Cuando escribo, me hago presente. Así es que muchas veces lo hago simplemente para estar aquí. Obviamente, trato también de hacerme presente mediante otras actividades o recursos.

La imagen interior, que muchas veces me orienta de manera clara durante el día. Hoy particularmente fue una flor de aquellas que aquí se llaman “Maria sem-vergonha.”

Es una atención focalizada, precisa. Creo que esto es redundante, pero lo digo para distinguir de otra atención, difusa o dispersa, que muchas veces ejercito. Al escribir, voy juntando lo vivido. La experiencia adquiere entonces un sentido concreto.

Ya no es sólo ir pasando de un acto al otro, o de un momento a otro, de un día a otro, sino ir viviendo una continuidad, una unidad que en poesía, entiendo es la eternidad que nos es posible.

Estos comentarios sobre atención, presente y poesía, tienen la finalidad de solidificar algunas comprensiones vivenciales. Me he ido dando cuenta a lo largo del tiempo, que una manera precisa de vivir, conectada, efectivamente presente, es mucho mejor que un meramente estar pasando.

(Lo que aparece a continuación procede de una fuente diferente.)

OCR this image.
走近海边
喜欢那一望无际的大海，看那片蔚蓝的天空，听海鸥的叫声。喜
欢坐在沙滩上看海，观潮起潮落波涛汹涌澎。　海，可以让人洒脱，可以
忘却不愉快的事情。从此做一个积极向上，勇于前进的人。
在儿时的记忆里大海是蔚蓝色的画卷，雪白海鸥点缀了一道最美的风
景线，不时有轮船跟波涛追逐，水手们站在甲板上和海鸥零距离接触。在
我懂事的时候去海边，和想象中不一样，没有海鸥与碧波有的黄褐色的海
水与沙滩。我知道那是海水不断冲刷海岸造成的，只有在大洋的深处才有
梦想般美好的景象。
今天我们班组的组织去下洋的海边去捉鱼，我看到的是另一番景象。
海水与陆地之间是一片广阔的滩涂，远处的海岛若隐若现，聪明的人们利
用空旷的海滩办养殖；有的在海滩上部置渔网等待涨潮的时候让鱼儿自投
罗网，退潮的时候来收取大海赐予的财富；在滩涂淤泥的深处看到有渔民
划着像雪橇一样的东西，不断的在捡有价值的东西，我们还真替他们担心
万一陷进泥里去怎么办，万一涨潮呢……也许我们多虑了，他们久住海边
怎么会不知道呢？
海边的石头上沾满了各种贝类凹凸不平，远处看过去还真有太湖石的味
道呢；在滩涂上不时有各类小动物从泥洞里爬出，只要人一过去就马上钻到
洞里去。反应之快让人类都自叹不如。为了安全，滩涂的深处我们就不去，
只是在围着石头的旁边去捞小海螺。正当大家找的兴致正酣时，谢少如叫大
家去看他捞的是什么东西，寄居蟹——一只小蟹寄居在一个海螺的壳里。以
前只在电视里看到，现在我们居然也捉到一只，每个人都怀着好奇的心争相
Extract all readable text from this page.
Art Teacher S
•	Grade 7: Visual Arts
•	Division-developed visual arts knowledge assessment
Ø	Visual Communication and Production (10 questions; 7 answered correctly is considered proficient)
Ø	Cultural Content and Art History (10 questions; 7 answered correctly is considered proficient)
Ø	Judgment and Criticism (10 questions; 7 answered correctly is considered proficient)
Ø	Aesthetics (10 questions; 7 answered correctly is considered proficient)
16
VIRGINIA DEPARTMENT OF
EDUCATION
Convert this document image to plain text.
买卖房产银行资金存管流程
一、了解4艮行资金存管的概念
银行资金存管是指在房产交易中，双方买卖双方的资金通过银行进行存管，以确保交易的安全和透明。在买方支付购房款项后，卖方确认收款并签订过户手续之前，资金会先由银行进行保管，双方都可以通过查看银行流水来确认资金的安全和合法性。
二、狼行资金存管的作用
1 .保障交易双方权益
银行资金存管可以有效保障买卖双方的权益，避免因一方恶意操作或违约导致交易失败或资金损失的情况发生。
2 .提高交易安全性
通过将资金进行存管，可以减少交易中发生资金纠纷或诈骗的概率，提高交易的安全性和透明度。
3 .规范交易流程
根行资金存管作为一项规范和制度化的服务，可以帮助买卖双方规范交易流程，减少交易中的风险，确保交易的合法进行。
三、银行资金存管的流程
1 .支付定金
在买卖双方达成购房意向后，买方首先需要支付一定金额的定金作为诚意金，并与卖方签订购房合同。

No hay una cosa tal como “estar pasando.” O uno está presente, integrado en lo que está haciendo, conciente, de las diversas maneras como podemos estar concientes, o se instala una especie de ausencia. He estado durante mucho tiempo ausente, o creí estarlo.

Veo que en realidad, esto de estar presente y pleno, es algo que voy haciendo a medida que compruebo que no hay peligro. No necesito temer todo el tiempo. No voy a ser juzgado ni castigado. Puedo relajar, simplemente estar.

Practico también la meditación y ciertas oraciones simples, como maneras de distanciarme de demandas autoimpuestas, presiones sociales internalizadas, el “enemigo interno,” esa voz que juzga y condena sin cesar. Esto para durante la meditación.

Tengo entonces momentos de descanso. Unificación con el todo. La oración simple a que me refiero, son frases, imágenes, palabras, que tienen la virtud de proporcionarme una sensación de consuelo y paz.

Comparto estas cosas como parte de un ejercicio que creo necesario, para reforzar la validez de recursos personales simples que colaboran para que tengamos una vida más feliz.